The governor’s office conducted a search and found no documents responsive to your request,” McClernon wrote at the end of the deadline extension.
I didn’t give up trying to figure out how Rauner is doing business as the CEO of the fifth-largest state in the nation. Perhaps, I thought, he’s a telephone guy. So I asked for the most recent bill for Rauner’s cellphone. McClernon’s response was the same: We need an extension because we can’t find it, followed by, we have no responsive documents. I then emailed the governor’s press office, asking whether Rauner uses email or a cellphone to communicate with anyone in his role as governor. If not, I asked, how does he communicate? If he doesn’t use a cellphone or email, does this present any challenges in running the state?
This was more than a month ago. I haven’t heard back. I have, however, heard from whomever handles correspondence for the governor’s wife. Diana Rauner has a state email account, which goes through the governor’s office – that’s the response I got when I emailed diana.rauner@illinois.gov asking whether the first lady has an email account. When I sent an email to bruce.rauner@illinois.gov, it bounced back as undeliverable.
This might all be fiddlesticks save for a few things, one being Rauner’s statement that no one in his administration is supposed to use private email for public business. There is also a statement that Rauner made on the 2014 campaign trail, one that cannot be repeated often enough as he begins his second year as governor.
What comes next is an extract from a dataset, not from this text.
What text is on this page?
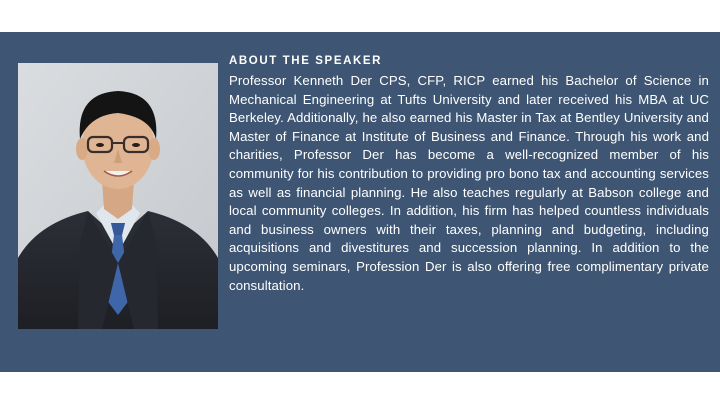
ABOUT THE SPEAKER

Professor Kenneth Der CPS, CFP, RICP earned his Bachelor of Science in Mechanical Engineering at Tufts University and later received his MBA at UC Berkeley. Additionally, he also earned his Master in Tax at Bentley University and Master of Finance at Institute of Business and Finance. Through his work and charities, Professor Der has become a well-recognized member of his community for his contribution to providing pro bono tax and accounting services as well as financial planning. He also teaches regularly at Babson college and local community colleges. In addition, his firm has helped countless individuals and business owners with their taxes, planning and budgeting, including acquisitions and divestitures and succession planning. In addition to the upcoming seminars, Profession Der is also offering free complimentary private consultation.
“I want to make Illinois government the most efficient, transparent (state government) in America,” Rauner said before the election.
Which brings us to Rauner’s appointment calendar, which the governor released after being sued by yours truly. I asked for the calendar last May. The governor says it’s my fault that it took him so long to comply with the state Freedom of Information Act.
I’m not the only one who asked for the calendar. Writers for the Associated Press and Chicago Reader also were refused. The attorney general’s office three times told the governor that his calendar is a public record. I sued after the attorney general sided with me.
The governor’s office, after being sued, could have put a quick end to the matter by turning over the calendar, which it should have done in the first place. Instead, the governor aggressively litigated the case, filing an answer to the lawsuit, plus a motion to dismiss the lawsuit, plus a lawsuit of its own that dragged the Chicago Reader into the case. Then, quicker than you can say “Happy New Year,” the governor on Jan. 8 released his calendar.
I was too quick to go to court, according to a letter I received from Don Tracy, the Springfield attorney retained to fight the lawsuit. According to Tracy, the governor’s staff hadn’t decided whether to follow the attorney general’s advice before I sued, and it took time for the governor to determine whether my lawsuit aimed at prying loose the calendar somehow “preempted” the attorney general’s opinion that the calendar should never have been withheld.
“It is unfortunate that due to Mr. Rushton’s rush to court, the release of the calendar to him and other media outlets has been delayed,” Tracy wrote in a letter to me that accompanied a copy of the calendar I had requested last May.
It is the sort of logic that only a lawyer could love. Lawyers also like getting paid, and so the lawsuit lives on, with the governor’s office saying that it released the calendar in response to the attorney general’s opinion in September, not my lawsuit filed the day after the attorney general sided with me. A judge will decide whether the governor must pay my lawyer and, perhaps, a fine for being neither as transparent as the law requires nor as transparent as Rauner promised to be before taking office.
In the meantime, the governor, when asked for information, would do well to rely on his campaign promise instead of lawyers hired to hair-split statutes. But, without an email account or cellphone, it’s not surprising that Rauner would be out of touch with the demands of his office.